The silent workforce (part two).
Two remoras hang from their suction-cup heads while Kamoka's silent work force happily nibbles away.
As the morning wore on and the piles of pipis, etc accumulated I noticed that when I went to fetch more cords of oysters from the temporary holding platform in front of the farm, they would be increasingly clean. As a child I had always been mesmerized by fish and growing up I told myself that someday I would live where I could feed fish outside my door. Now, I was watching fish feed every day which was (and still is) a huge delight. The early years of the farm were all about hard work and we were fully committed to getting the job done, no matter how tired, stung or otherwise tortured. So when I told suggested to my father Patrick that I thought we might not need to scrape the oysters at all, I wasn't surprised at his reaction of exasperation. What had I learned in school in America and when would I start to work like a man? I wasn't sure what I had learned in school either but I was pretty sure that the fish were ready to do our job for us.

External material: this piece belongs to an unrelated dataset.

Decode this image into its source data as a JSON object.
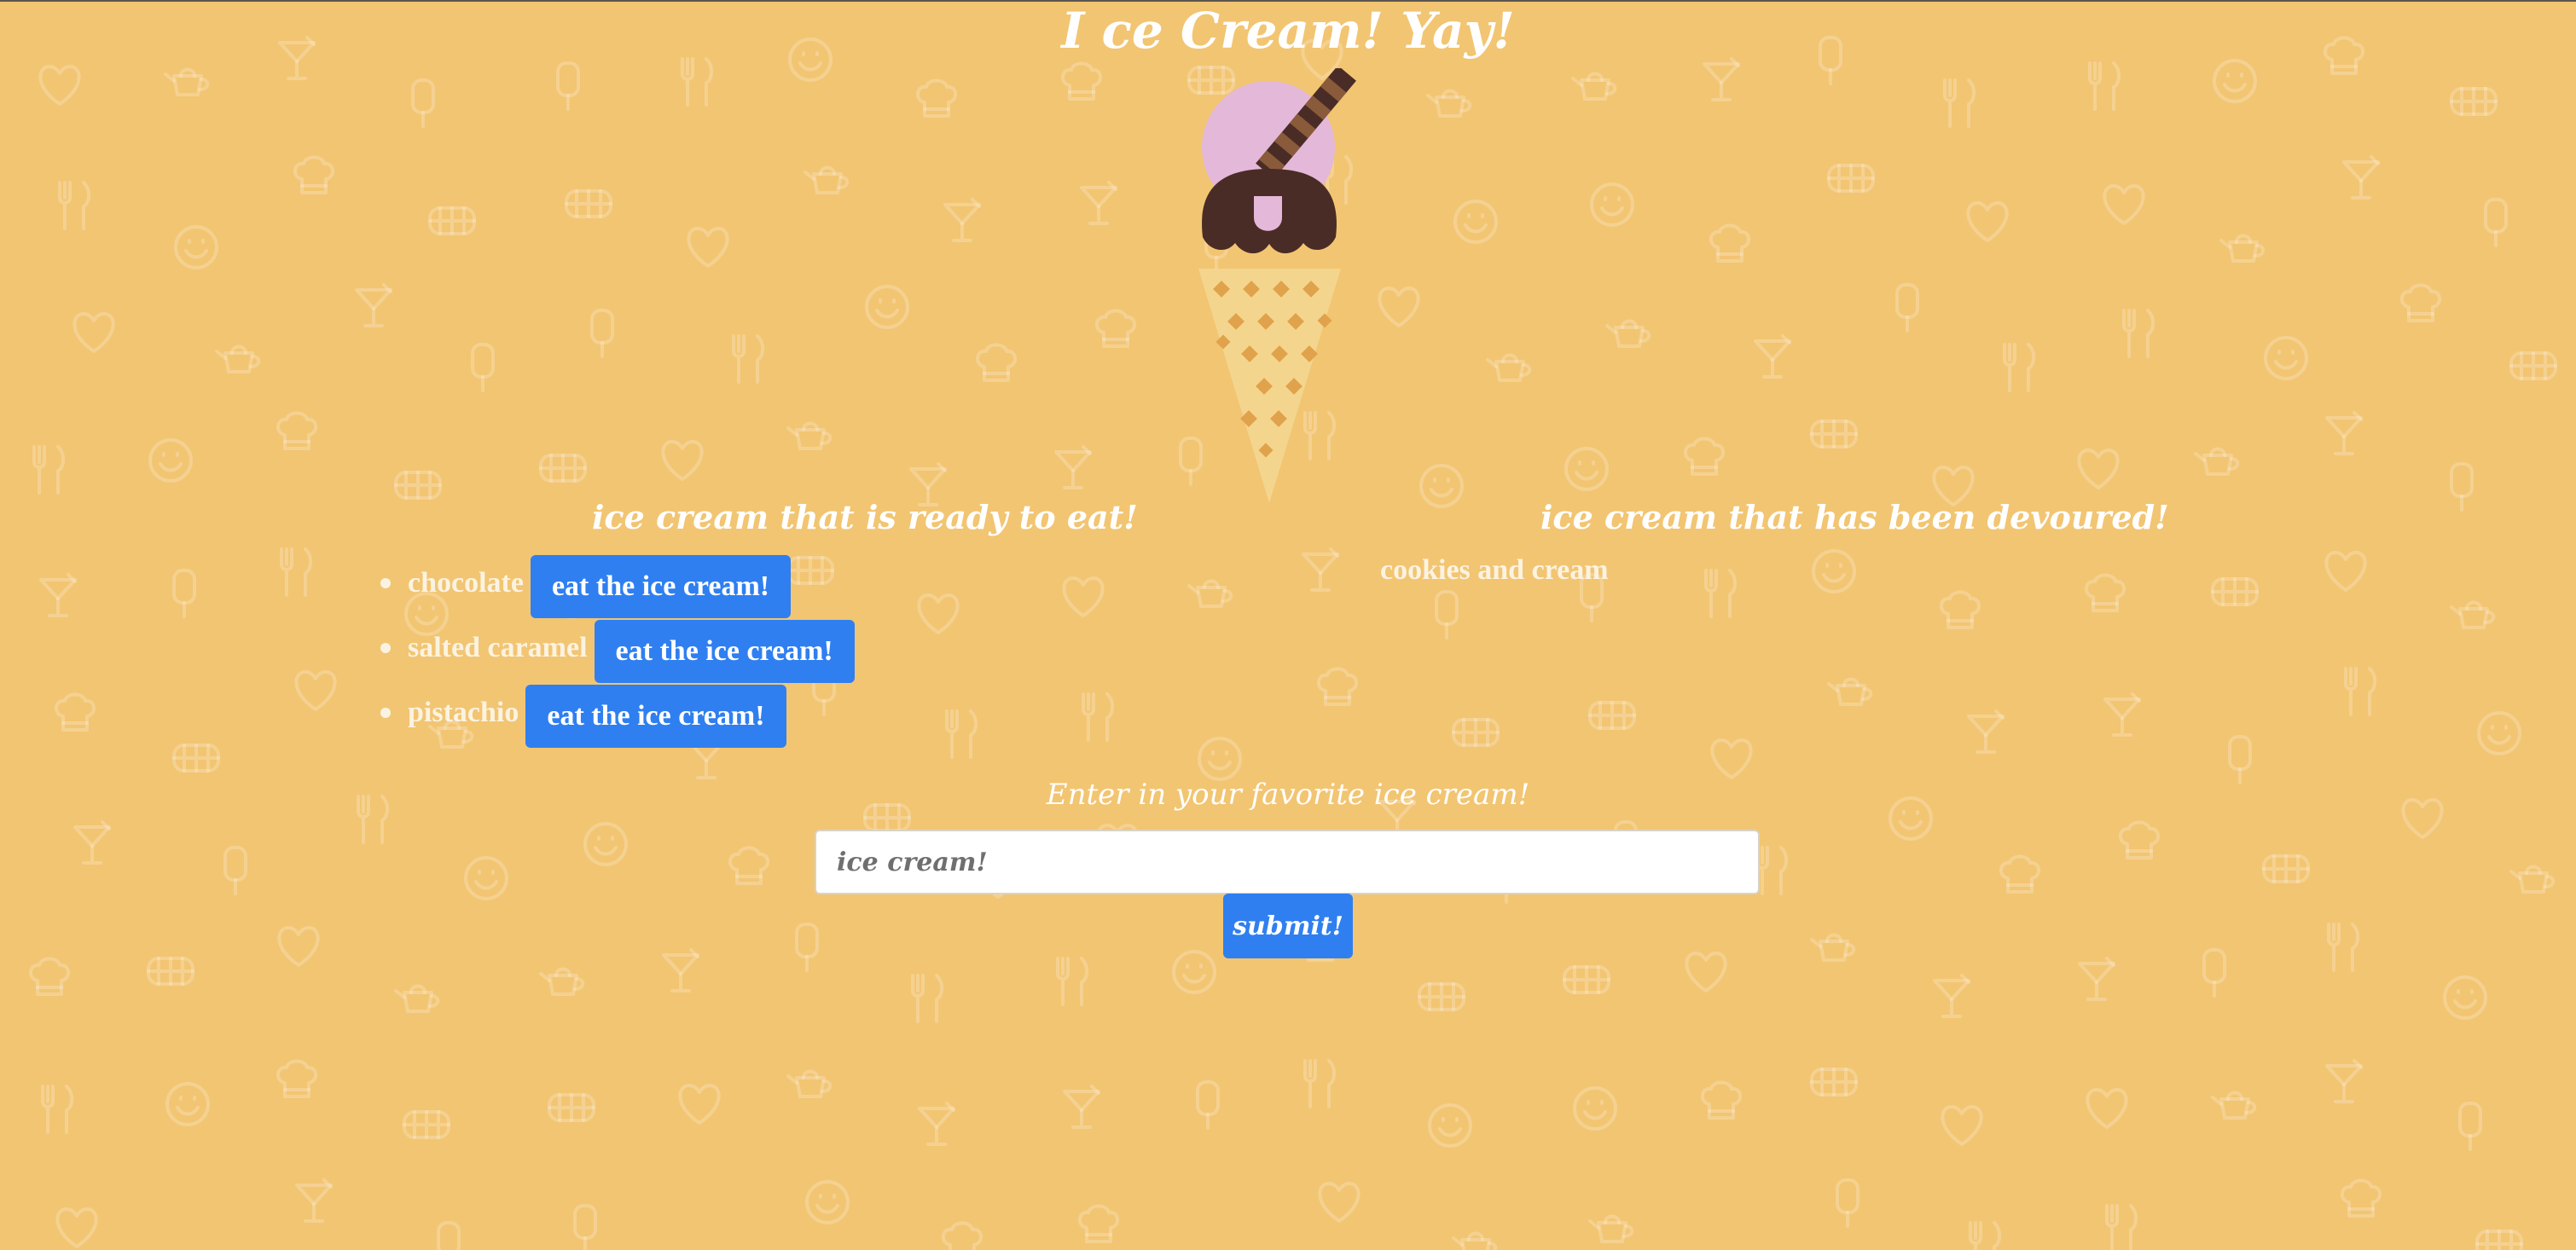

It quickly became obvious to both of us that scraping oysters clean was a thing of the past. My father designed several underwater platforms in shallow zones where fish were numerous and soon we were cleaning huge numbers of oysters by simply leaving them on the platforms for a day or two.
As time went on, it also became obvious that our fish populations were thriving. Even more exciting was a strengthening of all the species across the board. I visited a farm in Manihi once that had an unnaturally large population of Kotimu (Sergeant Majors). They are an aggressive fish and their numbers had ballooned due to the habit the farmer had of throwing his oyster scrapings and table left-overs into the water. Letting the fish clean the fouled oysters didn't have this effect because the surface area to be cleaned was just too vast for one species to dominate. It also became clear that different fish were suited to eat different things. The delicate butterfly fish could stick their pointy snouts into crevices and extract the anemones, the brutish parrotfish went straight for the pipis that they found a welcome change from the coral they usually grind, the surgeon fish devoured any form of algae and on it went, every organism that had taken up residence on the oysters was dutifully removed by it's corresponding fish.
According to the account of early explorers, these desolate atolls had fish populations many times more robust than they are today. I believe that Tahitian pearl farming done in the way we do it at Kamoka can help to restore fish stocks to their original states. I believe this is one of many reasons that makes Kamoka tahitian pearls the most ecologically sound pearls in the world and makes them truly something that we can feel good about wearing.